Furniture and lighting

Manufacturing location
Melbourne, Australia

Early success

Kate saw early success for Coco Flip when their product ‘Coco Pendant’, a piece of lighting design inspired by Scandinavian and Japanese aesthetics, was selected for a number of awards at Fringe Furniture in 2011. Director Richard Munao of designer furniture provider Cult was introduced to Kate’s work through her entry of Coco Pendant into their Design Journey competition, and has since introduced much of Coco Flip’s range of designs into their own catalogue.


IDEA 14 Product Design Category, Winner (Roy Table)

Emerging Designer Award, Temple & Webster / Inside Out

SOYA, Craft & Object Design Category, Highly Commended

IDEA 11, Product Design Category, Highly Commended (Coco Pendant)

New Work Grant, Australia Council for the Arts

Home Beautiful Product of the Year Award, Lighting category (Coco Pendant)

Fringe Furniture 'Best Lighting Design' (Coco Pendant)

Fringe Furniture 'Market Ready Design' (Coco Pendant)

Fringe Furniture 'Best Design for Commercial Application' (Coco Pendant)

ArtStart Grant, Australia Council for the Arts

Quick Response Grant, ArtsWA

Furniture Design Graduate Award, Curtin University

Design Philosophy

Kate aims to “create thoughtful, considered products that last a lifetime”; pieces that “become part of the family and work in a variety of settings without dating”. Through designing unique pieces of furniture and lighting with an emphasis on simplicity, she hopes to create works that “balance simplicity without being too cold or formal” - a quality, she says, that Danish and Japanese designers have achieved for a long time, and a trend that Australian designers have been following.

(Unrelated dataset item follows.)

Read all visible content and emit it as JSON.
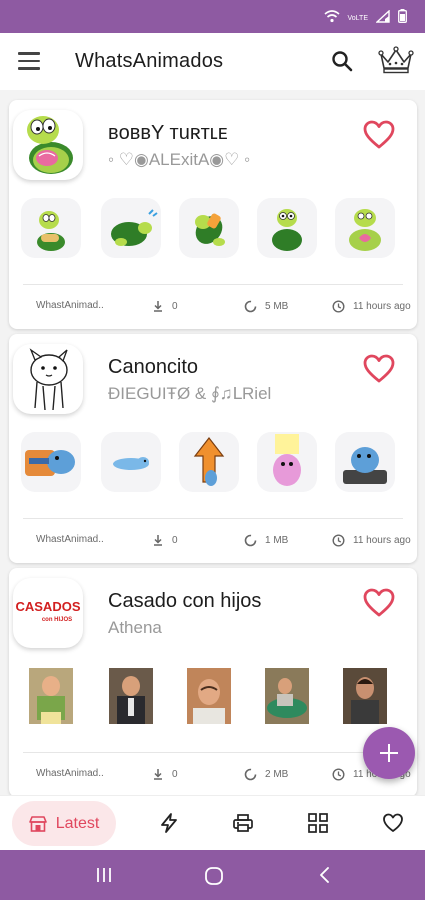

Traveling, she says, gives us “a unique ability to change the way we look at everyday things” - and even at times when travelling long distances is too impractical, a trip to the Heide Museum of Art or the NGV provides her with adequate “space to think”.

One of Kate's favourite places to visit – “I love to visit Heide Museum of Modern Art and always leave inspired to create”


Indeed, Kate draws a lot of inspiration from abroad. She states that travel influences a lot of her design ideas - trips to Scandinavia have helped shape her overall design aesthetic, and visiting Japan inspired the “playful character” of her Puku Ottoman.

The Puku's playful shape – Inspired by Japanese cartoon characters.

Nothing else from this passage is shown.